Investir em Fundos de Investimento Imobiliário (FIIs) pode parecer intimidador para quem está começando, mas a operação é bastante simples. O mercado tem crescido em ritmo acelerado no Brasil: dados da B3 apontam que o segmento encerrou fevereiro de 2026 com 432 FIIs listados, um estoque de R$ 200 bilhões e mais de 3 milhões de investidores ativos.
Para fazer parte desse mercado, o primeiro passo é entender como funciona a ponte entre você e os fundos: a corretora de valores.
Qual é o papel da corretora?
A corretora atua como uma intermediária autorizada pelo Banco Central e pela CVM para conectar você ao ambiente de negociação da B3.
Quando você decide comprar ou vender uma cota via home broker ou aplicativo, a corretora encaminha essa ordem para a bolsa. Isso significa que você não está comprando o FII diretamente da corretora — no mercado secundário, a negociação acontece entre você e outro investidor. A instituição apenas garante que a transação ocorra com segurança e dentro das regras regulamentadas.
Atualmente, diversas plataformas oferecem acesso ao mercado de FIIs, como XP, Rico, Clear, BTG Pactual, Genial e Nubank.

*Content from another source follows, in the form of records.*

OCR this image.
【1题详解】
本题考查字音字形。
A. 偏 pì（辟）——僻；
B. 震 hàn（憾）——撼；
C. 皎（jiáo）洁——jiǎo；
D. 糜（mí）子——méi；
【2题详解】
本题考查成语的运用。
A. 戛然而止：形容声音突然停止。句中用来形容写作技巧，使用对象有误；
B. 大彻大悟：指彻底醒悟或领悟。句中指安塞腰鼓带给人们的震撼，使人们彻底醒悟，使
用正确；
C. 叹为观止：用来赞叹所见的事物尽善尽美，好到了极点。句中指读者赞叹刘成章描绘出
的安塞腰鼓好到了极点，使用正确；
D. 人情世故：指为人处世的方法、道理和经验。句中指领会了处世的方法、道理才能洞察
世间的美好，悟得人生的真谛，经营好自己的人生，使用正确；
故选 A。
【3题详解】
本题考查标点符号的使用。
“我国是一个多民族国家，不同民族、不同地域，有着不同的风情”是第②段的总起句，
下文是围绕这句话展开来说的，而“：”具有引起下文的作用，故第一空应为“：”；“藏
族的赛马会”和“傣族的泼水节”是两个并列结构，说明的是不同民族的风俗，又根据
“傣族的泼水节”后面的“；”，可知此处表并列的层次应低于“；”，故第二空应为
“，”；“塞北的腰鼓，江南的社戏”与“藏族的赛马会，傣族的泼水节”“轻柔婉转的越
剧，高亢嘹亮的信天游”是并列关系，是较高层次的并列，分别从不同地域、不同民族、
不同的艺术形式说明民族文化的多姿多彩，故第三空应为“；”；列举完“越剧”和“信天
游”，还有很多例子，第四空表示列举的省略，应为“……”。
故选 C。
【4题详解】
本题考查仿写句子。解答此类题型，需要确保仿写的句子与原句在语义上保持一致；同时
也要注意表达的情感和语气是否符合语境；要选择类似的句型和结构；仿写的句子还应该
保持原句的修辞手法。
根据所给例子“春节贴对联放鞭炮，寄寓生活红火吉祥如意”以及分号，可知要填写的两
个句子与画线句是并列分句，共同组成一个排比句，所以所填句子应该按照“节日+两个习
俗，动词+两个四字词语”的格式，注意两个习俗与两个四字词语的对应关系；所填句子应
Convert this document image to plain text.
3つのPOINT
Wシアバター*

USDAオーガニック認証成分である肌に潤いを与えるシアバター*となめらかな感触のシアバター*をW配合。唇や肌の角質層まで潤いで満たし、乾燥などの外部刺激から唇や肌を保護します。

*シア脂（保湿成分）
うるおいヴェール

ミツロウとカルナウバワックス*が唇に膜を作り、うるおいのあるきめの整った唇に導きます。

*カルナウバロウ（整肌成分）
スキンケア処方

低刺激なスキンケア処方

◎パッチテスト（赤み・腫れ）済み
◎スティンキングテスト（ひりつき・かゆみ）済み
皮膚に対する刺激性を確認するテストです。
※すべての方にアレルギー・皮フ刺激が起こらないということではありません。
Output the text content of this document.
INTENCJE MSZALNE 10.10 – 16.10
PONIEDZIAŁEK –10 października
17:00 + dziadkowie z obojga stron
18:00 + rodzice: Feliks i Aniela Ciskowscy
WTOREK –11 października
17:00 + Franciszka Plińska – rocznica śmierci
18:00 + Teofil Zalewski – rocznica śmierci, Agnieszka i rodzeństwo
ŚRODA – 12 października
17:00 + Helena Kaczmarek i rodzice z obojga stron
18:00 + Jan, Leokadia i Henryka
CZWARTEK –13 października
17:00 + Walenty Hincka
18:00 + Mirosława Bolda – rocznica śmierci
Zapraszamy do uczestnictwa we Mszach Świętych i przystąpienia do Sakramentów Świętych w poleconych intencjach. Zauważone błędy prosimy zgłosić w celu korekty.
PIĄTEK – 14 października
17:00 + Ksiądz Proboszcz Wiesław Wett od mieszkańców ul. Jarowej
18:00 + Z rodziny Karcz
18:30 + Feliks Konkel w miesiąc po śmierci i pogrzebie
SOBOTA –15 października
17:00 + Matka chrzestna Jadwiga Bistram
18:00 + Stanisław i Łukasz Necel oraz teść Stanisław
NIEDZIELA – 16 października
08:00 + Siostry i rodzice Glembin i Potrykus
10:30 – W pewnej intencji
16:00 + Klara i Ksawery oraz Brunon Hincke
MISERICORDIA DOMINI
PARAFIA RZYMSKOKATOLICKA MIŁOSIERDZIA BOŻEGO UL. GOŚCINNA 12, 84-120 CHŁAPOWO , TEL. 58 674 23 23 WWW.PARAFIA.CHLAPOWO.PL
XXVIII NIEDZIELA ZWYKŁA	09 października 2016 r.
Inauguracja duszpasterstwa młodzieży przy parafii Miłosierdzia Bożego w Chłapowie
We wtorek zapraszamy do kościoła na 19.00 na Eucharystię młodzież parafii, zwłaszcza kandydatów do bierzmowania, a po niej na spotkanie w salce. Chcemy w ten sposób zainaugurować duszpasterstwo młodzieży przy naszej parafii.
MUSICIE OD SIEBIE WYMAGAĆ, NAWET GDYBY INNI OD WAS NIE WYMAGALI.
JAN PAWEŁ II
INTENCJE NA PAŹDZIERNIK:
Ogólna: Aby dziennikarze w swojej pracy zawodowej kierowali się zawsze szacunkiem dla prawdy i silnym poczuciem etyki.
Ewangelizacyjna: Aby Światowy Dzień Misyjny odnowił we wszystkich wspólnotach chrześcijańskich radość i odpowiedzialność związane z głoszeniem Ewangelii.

Porém, mais do que escolher pelo nome, avalie se a corretora entrega estabilidade no aplicativo, boa plataforma de negociação, suporte eficiente, ferramentas de análise e custos competitivos. Se após um tempo a experiência não for satisfatória, você pode encerrar a conta e transferir seus investimentos para outra instituição a qualquer momento.
Quanto custa investir por uma corretora?
Analisar as taxas é fundamental para proteger sua rentabilidade no longo prazo. Fique atento a três tipos de custos principais:
Taxas da corretora: Muitas instituições oferecem taxa zero de corretagem para FIIs, mas nem todas. Não escolha uma opção apenas pela promessa de "corretagem zero"; avalie o custo-benefício geral da plataforma.
Taxas da B3: A bolsa de valores cobra pequenas tarifas de negociação, liquidação e registro sobre as operações.
Custos internos do fundo: Todo FII possui despesas próprias, como taxa de administração e gestão, previstas em regulamento. Esses custos não são cobrados pela corretora; eles fazem parte da estrutura do próprio fundo e são descontados diretamente do patrimônio dele.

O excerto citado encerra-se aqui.